On completing the week-long journey from Gaya to Isipatana, the Buddha found that he still had one more obstacle to overcome: the five ascetics were not prepared to look upon him as a teacher. When he approached they refused to show him reverence and continued to criticise him for backsliding. Twice the Buddha declared that he was not a backslider, had not reverted to a life of luxury, but was now the Tathagata, fully enlightened, who could teach the path to the Deathless. Twice, however, the five ascetics protested and refused to hear more. Finally, the Buddha asked them if they had ever known him to claim enlightenment before, and with that the ascetics had to acknowledge his claim. Now prepared to listen, they sat around him respectfully, intent on learning the way to the goal of the holy life. It is at precisely this point that the Dhammacakka Sutta opens-on the full-moon evening of July, just when the sun was about to set in the west and the moon had arisen in the east.

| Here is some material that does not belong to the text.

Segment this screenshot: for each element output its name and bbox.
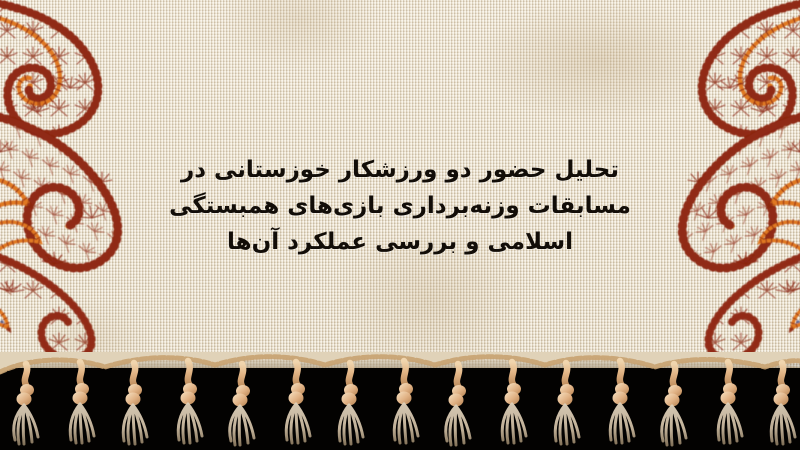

This background to the sutta explains the apparent lack of logical order in the text. Though the Noble Eightfold Path is the last among the Four Noble Truths which the Buddha intends to expound through his discourse, he presents it first as part of his explanation to his new disciples as to why he decided to abandon the austerities by which they set so much store. The Buddha opens the discourse by declaring that there are two extremes to be avoided by one gone forth from the home life into homelessness. One is devotion to sensual pleasures, the low and common course followed by ordinary worldlings; the other is devotion to self-mortification, a painful and futile pursuit that does not conduce to the goal. Above and beyond these two extremes, the Buddha points out, is the Middle Way discovered by him, which rises up from a foundation of moral and mental training to culminate in enlightenment and Nibbana. And now, for the first time in history, the Buddha makes known the name and factors of that Middle Way. It is the Noble Eightfold Path, made up of right view, right intention, right speech, right action, right livelihood, right effort, right mindfulness and right concentration.